Wylie argues in her letter that the bulk and liquid terminal business “should attract premium valuation multiples in the equity market if separated from the entirely different dynamics of the grain business.”

He says that as a long-term shareholder and value investor, Tanarra Capital had undertaken a detailed analysis of GrainCorp and its various businesses.

“We believe in the inherent value of the group,” says his letter.

“We are not investment bankers or management consultants seeking to collect advisory fees in cash. Our interests are fully aligned with those of all shareholders and as we have indicated to you and your colleagues , we present our views on a friendly and constructive basis after a very significant amount of exclusive and independent research. ”

Wylie says he’s concerned about the level of leverage of the LTAP offering and the risks posed by that, including the possibility that if unforeseen events did occur, losses would be socialized and profits privatized.

“This moral hazard is made even more acute by the fact that GrainCorp, as an organization serving Australian farmers, in our view benefits directly from the innate goodwill and support of Australian governments and philanthropic donors towards farmers for tough times like now on the east coast of Australia, ”the letter said.

Bradley confirms receipt of the letter and says the company’s board of directors is concerned about the broader implications of a highly leveraged offer.

He says that in an era of considerable focus on large corporations and their responsibility to the community, it was imperative that the board consider broader issues beyond maximizing value for companies. shareholders.

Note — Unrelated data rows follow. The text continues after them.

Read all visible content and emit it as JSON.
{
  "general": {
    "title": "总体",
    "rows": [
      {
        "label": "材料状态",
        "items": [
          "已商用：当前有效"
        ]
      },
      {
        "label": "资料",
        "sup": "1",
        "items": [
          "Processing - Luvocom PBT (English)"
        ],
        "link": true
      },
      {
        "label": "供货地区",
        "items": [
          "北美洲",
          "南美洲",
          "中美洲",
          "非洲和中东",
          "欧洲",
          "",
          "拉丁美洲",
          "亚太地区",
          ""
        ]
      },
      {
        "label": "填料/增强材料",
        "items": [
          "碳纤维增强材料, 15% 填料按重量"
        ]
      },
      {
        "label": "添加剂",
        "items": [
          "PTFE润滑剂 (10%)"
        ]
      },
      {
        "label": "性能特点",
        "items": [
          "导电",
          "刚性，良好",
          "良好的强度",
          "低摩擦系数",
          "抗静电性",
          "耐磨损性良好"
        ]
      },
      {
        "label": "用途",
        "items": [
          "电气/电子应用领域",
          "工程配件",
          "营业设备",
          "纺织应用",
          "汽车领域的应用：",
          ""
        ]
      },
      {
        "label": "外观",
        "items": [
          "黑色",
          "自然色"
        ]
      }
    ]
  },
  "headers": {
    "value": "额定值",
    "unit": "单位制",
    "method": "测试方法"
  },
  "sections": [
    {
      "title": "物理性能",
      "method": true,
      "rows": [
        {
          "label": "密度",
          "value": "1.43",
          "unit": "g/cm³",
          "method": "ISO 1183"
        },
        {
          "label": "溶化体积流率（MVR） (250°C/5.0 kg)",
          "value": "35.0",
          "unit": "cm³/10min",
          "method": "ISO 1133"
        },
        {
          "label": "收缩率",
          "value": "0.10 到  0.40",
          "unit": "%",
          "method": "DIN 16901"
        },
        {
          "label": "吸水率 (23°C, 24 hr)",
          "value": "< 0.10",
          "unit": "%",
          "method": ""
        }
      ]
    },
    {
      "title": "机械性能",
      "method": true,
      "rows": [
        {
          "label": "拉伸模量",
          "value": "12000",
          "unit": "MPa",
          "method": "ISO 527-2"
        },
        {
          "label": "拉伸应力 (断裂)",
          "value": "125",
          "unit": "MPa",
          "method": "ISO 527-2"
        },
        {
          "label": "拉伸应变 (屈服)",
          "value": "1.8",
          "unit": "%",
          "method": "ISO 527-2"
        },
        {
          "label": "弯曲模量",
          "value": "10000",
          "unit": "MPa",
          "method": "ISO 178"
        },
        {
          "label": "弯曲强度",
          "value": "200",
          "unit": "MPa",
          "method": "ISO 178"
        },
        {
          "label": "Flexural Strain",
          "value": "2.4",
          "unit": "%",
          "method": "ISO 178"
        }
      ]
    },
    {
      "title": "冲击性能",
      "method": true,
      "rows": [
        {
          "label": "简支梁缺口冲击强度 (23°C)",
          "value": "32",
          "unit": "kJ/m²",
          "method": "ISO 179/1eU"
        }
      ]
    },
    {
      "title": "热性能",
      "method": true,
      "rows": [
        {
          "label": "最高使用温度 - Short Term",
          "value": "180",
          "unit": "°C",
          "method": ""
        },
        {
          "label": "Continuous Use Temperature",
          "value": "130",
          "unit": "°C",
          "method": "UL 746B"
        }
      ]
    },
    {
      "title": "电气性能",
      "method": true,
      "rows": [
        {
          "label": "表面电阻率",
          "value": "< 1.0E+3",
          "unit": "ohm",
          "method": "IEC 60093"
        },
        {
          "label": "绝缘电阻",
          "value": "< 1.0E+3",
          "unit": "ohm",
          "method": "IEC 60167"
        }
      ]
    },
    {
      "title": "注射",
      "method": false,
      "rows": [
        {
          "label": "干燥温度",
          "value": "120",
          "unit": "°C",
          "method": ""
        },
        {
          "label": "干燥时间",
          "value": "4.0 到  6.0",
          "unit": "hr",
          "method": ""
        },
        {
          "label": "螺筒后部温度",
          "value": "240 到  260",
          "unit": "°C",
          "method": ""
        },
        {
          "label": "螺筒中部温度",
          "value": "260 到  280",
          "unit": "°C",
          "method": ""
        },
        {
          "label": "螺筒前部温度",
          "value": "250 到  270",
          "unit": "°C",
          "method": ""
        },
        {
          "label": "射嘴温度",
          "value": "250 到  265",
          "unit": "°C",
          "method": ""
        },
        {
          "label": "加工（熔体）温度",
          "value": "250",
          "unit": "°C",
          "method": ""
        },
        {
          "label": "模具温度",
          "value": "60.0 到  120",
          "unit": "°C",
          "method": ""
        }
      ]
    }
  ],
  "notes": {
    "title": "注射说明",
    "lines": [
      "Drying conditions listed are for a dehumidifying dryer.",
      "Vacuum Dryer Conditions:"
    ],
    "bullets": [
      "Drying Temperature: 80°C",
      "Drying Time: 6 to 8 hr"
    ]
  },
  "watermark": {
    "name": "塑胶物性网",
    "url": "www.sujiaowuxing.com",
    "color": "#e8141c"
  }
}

Bradley says he’s had conversations with Wylie for several months and that some of his ideas have already been incorporated into the company’s portfolio review of all of its assets.

Wylie’s intervention will increase pressure on LTAP to release details of its financial engineering, including debt covenants, Allianz insurance underwriting terms and conditions, and contingency plans. in the event of insolvency or any other catastrophic financial event. .

LTAP has made it clear on several occasions that it has the full backing of the two largest shareholders of the GrainCorp registry, Perpetual Investments and Ellerston Capital. They own about 30 percent of the business and may well decide its fate.

Wylie’s plan would take a long time to execute and that means shareholders would have to be patient in order to reach the $ 10 per share valuation proposed as part of his plan.

Wylie says that in the interests of transparency, investment bankers advising all parties to the GrainCorp takeover should disclose their fees so shareholders know how much of the value of an offer goes into costs.

In some ways, both Wylie and Shepherd have capitalized on the biggest weakness of GrainCorp’s business model: its exposure to the commodities cycle.